LMX 2300 HCS coupe 1969
2019 Classic Days Schloss Dyck - Aldenhoven (D)
LMX was a short-lived sportscar manufacturer from Milan, Italy, named after founders Michel Liprandi and Giovanni Mandelli. It was closely related to Carrozzeria Eurostyle from Turin, who manufactured the glass fiber reinforced plastic body designed by Franco Scaglione. The 2300 HCS was the only model made by this manufacturer, mostly as a hatchback coupe but also an open top spider was shown. It was based on a backbone chassis and powered by 2.3 liter V6 engine from Ford Germany, which could be souped-up by a Constatin supercharger or, later, by a turbo charger which provided almost double the original, modest, amount of horsepower.

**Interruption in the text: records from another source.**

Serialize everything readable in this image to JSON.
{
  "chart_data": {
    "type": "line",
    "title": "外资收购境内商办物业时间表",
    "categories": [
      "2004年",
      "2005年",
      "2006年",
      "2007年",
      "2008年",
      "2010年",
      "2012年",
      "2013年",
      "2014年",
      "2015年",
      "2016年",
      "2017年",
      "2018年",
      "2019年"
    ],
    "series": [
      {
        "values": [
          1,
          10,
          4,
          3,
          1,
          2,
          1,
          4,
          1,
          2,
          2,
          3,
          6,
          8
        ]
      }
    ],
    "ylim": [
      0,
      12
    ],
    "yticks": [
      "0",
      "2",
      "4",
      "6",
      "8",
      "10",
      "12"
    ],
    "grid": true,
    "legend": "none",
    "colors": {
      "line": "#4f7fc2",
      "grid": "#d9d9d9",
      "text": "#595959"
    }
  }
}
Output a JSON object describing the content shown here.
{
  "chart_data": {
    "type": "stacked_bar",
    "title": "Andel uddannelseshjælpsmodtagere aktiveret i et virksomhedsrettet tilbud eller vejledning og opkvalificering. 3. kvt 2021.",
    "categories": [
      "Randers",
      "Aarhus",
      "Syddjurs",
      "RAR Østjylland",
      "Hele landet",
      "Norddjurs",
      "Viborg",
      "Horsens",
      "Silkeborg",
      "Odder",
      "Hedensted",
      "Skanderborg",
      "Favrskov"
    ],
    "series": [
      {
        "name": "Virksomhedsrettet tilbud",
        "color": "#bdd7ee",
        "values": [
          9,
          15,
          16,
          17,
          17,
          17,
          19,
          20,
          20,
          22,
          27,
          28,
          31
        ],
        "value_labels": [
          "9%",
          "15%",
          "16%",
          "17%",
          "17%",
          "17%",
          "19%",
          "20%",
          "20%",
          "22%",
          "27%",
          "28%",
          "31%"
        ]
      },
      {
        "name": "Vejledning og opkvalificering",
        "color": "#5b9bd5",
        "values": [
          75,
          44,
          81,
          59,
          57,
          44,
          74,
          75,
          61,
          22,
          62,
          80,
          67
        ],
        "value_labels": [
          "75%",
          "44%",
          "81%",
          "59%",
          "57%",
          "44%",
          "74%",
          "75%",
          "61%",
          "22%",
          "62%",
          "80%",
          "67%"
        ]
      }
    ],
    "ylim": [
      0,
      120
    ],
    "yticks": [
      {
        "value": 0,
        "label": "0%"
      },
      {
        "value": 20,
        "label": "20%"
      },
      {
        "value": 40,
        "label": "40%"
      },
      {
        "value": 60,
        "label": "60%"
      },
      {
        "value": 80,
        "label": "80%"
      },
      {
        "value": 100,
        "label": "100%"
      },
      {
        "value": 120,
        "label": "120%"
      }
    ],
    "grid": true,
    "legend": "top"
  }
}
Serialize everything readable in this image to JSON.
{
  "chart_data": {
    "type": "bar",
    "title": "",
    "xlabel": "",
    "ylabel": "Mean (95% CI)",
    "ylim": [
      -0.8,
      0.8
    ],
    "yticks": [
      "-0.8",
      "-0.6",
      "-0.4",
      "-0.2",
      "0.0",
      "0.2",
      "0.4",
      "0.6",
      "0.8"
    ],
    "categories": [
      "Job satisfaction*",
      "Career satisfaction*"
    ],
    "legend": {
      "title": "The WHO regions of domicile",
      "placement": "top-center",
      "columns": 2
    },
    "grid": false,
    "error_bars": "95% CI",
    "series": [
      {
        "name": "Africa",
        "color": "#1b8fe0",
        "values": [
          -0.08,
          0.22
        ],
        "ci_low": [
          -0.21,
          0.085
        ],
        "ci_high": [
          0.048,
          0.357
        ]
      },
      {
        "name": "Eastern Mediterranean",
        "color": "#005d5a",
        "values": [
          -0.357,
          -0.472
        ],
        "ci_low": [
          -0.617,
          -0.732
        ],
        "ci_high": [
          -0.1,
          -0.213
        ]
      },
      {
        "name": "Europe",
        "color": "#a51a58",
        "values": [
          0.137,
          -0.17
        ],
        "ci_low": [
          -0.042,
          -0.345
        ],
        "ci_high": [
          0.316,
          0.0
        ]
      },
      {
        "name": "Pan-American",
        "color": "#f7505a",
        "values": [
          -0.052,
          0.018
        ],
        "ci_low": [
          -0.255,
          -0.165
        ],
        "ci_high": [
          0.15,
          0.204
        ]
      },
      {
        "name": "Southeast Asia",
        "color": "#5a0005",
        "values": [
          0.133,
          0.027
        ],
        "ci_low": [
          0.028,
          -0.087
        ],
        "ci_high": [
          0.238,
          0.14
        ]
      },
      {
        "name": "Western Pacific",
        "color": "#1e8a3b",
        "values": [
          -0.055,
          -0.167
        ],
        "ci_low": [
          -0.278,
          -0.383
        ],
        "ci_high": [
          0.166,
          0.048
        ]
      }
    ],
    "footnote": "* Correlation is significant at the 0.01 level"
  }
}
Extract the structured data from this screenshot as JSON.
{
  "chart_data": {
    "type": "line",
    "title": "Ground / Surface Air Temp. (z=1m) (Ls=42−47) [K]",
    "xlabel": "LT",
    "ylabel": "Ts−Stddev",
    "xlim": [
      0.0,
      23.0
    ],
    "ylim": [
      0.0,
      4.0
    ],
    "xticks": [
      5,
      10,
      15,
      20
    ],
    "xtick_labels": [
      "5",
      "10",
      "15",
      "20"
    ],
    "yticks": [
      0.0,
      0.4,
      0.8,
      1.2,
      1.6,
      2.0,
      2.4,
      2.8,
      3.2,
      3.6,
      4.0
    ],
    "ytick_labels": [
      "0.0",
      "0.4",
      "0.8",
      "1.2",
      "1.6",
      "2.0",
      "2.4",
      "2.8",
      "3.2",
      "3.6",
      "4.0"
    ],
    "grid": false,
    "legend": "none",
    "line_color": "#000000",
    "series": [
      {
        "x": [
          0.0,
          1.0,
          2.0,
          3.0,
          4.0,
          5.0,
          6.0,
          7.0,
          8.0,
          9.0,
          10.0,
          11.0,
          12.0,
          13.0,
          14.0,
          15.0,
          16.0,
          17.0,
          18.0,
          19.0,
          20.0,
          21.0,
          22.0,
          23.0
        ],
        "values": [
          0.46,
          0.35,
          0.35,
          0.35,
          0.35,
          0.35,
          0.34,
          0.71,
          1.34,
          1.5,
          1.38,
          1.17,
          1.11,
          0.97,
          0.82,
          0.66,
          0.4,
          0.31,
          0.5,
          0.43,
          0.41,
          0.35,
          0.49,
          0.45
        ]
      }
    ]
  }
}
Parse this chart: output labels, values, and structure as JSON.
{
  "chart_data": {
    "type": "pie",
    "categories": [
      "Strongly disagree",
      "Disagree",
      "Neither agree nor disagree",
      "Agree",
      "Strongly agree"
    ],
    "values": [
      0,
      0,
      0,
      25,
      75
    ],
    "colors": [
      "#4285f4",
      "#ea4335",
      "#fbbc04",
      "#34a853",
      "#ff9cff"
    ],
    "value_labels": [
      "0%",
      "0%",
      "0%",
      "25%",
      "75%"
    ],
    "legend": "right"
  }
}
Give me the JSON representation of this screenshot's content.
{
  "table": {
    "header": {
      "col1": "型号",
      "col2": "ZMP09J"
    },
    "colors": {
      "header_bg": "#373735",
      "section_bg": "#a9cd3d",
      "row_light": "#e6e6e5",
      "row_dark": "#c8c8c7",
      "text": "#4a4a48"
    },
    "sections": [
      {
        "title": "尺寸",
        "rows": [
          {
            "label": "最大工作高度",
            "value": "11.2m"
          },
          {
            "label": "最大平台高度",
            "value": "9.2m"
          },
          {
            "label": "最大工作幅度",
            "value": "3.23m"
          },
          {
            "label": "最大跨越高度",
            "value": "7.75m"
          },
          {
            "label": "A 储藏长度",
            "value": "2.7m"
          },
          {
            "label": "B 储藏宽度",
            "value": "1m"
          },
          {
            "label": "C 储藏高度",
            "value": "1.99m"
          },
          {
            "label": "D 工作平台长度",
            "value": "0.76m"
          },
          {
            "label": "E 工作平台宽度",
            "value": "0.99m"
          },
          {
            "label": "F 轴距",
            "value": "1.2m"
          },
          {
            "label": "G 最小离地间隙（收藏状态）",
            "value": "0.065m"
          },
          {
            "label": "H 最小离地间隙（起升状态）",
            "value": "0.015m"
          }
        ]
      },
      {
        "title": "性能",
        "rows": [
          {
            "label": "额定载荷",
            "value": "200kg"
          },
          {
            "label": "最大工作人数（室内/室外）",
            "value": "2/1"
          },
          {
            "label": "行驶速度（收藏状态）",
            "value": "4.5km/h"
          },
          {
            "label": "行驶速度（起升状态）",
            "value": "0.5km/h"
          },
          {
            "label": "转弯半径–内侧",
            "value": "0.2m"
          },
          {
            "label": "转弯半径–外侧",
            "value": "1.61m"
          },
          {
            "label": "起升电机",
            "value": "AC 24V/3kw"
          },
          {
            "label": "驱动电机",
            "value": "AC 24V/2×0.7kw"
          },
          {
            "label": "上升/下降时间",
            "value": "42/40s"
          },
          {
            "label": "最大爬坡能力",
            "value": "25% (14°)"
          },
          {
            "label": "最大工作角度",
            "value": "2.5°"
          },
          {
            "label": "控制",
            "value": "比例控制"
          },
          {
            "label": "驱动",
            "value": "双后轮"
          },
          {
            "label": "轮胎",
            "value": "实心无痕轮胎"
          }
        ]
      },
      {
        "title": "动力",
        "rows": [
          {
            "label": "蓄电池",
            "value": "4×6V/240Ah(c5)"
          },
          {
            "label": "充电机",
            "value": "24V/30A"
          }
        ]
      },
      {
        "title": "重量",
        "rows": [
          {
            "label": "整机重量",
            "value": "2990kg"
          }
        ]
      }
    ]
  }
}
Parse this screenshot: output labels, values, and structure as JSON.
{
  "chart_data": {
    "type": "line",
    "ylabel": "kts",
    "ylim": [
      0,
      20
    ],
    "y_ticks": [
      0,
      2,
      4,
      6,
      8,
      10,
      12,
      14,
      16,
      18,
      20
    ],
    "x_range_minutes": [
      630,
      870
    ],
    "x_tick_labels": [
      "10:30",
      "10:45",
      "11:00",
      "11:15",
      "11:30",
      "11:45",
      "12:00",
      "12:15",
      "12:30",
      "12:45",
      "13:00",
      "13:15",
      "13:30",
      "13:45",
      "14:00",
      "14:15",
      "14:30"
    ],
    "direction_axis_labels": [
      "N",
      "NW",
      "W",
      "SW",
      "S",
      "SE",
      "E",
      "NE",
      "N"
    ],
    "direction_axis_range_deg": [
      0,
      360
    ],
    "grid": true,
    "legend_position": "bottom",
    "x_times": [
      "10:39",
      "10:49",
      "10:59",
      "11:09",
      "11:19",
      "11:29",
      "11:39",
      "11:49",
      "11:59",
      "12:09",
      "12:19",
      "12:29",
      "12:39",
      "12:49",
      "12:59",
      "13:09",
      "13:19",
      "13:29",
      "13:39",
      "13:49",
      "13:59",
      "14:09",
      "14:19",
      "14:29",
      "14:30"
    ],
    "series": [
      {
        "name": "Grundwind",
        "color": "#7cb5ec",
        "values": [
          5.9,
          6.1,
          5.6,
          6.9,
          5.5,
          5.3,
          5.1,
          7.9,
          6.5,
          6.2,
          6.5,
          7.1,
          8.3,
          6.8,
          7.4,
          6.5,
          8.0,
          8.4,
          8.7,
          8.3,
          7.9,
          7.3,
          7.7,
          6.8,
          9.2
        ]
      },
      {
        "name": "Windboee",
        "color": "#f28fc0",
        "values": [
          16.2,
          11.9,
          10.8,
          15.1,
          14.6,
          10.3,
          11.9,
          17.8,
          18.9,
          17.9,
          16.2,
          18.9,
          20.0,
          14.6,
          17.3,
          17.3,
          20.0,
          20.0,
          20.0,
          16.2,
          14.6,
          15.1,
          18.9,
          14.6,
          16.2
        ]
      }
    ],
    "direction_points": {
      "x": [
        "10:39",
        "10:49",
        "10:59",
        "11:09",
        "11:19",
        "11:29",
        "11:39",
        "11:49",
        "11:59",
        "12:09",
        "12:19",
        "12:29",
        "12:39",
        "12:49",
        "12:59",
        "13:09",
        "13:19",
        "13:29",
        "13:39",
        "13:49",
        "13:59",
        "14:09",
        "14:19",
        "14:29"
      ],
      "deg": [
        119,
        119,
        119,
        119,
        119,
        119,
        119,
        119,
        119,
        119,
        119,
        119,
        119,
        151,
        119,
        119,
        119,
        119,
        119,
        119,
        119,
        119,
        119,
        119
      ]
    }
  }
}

A prototype first appeared in 1968 at the Turin Motorshow, the same year the new Corvette C3 was introduced, with which it shared some styling elements. From some angles the 2300 HCS almost appears like a scaled-down Corvette. Production began in 1969 and continued up to 1973 when, after around 40 cars had been produced, the project was bought by SAMAS, an Italian manufacturer best known up to then for an all-terrain vehicle named Yeti. The project was renamed into Sirex LMS and another 20 cars were made, often turbo charged, until the end came in 1974.
On this photo you see one of the most remarkable features of this design: a huge glass pane in the rear hatch. Very unusual for a plastic body and if you look closely (especially around the latch) you can see why. The steel hinges were glued to the body with an at the time novel Loctite product.